An unexpected job loss can take a tremendous toll on your finances. If you have been struggling to keep up with your expenses for several months, bankruptcy might provide you the fresh start you need. Although you don’t have to be employed to file for bankruptcy, you will also need to consider the likelihood of incurring more debt while on employment. A debtor does not want to file bankruptcy only to find themselves back in debt in a few months.
CHAPTER 7 BANKRUPTCY, MEDIAN INCOME and the MEANS TEST
If you are unemployed, you will likely have an easier time qualifying for a Chapter 7 bankruptcy. This type of bankruptcy eliminates, or discharges, a majority of an individual’s debts. Dischargeable debts include items like credit cards, collection accounts, lawsuits, medical bills, repossessions, pay day loans, personal loans and overdue utilities. Non-dischargeable debts include child support, most tax debt, and in the vast majority of situations, student loans.
To qualify for a Chapter 7 bankruptcy, a debtor must pass a “means test,” which compares the debtor’s gross household income to the “median” income mandated the county in which you reside for a similar-sized household. If you are below the median income level, you should qualify for Chapter 7 debt relief.

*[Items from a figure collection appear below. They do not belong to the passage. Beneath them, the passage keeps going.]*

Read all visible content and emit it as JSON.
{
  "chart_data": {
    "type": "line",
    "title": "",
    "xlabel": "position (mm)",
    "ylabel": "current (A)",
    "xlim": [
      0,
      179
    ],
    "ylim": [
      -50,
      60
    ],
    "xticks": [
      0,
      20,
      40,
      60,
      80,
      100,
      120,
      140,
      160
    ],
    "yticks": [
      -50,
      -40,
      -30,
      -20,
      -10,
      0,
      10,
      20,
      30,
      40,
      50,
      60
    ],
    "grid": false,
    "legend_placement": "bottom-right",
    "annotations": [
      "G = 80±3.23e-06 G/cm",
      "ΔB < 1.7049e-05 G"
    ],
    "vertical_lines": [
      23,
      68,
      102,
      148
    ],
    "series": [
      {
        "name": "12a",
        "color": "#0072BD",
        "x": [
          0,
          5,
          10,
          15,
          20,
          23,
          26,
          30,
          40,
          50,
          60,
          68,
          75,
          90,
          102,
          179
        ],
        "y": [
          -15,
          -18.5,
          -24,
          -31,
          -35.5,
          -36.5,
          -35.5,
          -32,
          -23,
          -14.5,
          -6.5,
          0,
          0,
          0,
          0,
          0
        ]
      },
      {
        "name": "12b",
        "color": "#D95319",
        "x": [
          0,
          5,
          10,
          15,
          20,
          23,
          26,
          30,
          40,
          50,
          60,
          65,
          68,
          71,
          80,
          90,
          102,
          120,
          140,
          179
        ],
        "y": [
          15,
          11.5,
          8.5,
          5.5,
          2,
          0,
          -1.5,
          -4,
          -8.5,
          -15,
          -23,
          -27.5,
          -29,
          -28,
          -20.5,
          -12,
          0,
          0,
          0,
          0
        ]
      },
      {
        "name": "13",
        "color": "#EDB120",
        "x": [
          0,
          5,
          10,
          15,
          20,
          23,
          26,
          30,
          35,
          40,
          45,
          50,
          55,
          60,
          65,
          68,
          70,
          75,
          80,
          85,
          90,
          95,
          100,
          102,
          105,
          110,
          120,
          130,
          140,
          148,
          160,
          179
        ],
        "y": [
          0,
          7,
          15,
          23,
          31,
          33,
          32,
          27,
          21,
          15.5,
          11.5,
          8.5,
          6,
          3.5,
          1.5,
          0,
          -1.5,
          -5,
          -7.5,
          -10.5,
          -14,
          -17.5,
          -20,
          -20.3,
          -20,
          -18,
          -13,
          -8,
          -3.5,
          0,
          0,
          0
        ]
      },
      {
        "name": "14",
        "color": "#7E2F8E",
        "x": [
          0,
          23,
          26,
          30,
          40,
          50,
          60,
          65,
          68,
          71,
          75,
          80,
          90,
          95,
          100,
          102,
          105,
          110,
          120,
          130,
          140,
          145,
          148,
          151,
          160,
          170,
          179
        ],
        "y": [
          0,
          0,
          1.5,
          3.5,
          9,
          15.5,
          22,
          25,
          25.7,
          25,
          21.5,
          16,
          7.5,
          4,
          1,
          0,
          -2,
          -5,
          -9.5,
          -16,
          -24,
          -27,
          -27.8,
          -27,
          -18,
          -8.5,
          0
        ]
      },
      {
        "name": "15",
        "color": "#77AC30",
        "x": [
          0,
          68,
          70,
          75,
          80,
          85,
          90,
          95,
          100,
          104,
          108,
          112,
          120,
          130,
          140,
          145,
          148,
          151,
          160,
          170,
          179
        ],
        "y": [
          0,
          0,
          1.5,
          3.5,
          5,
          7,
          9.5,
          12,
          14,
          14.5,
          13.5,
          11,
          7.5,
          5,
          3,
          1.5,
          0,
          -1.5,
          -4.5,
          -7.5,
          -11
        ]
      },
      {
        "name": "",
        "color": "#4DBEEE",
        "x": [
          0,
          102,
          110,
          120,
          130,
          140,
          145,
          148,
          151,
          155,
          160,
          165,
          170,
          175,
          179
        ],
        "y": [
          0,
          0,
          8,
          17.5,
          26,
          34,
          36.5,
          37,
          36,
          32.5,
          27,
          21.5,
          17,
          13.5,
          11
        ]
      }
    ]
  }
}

If you are above the median income amount, you may still qualify for Chapter 7 debt relief. To do so, a debtor must illustrate there is no disposable income in their budget. This is accomplished by completing the means test. To start, the means test takes a debtor’s gross monthly income. Deductions are then made for taxes, insurance, living expenses and a host of other IRS mandated allowances. After all the deductions are applied, the means test produces your disposable monthly income. If the number is low enough, you should qualify to file Chapter 7 bankruptcy.
CHAPTER 13 BANKRUPTCY and REPAYMENT
Similar to a Chapter 7 bankruptcy, a Chapter 13 bankruptcy will most likely discharge your credit cards, collection accounts, lawsuits, medical bills, repossessions, pay day loans, personal loans and overdue utilities. Chapter 13 bankruptcy can also be used to stop foreclosure proceedings on your property, stop garnishments, defer student loan payments or reorganize your tax debt. Depending on the complexity of your case and the district it is filed, a Chapter 13 bankruptcy can be filled with little to no up front fees. Chapter 13 sets the debtor up on a manageable monthly payment plan with the Trustee’s office. In this payment plan, a debtor will be required to pay back anywhere from 0% to 100% of his debt, depending on the household income and expenses.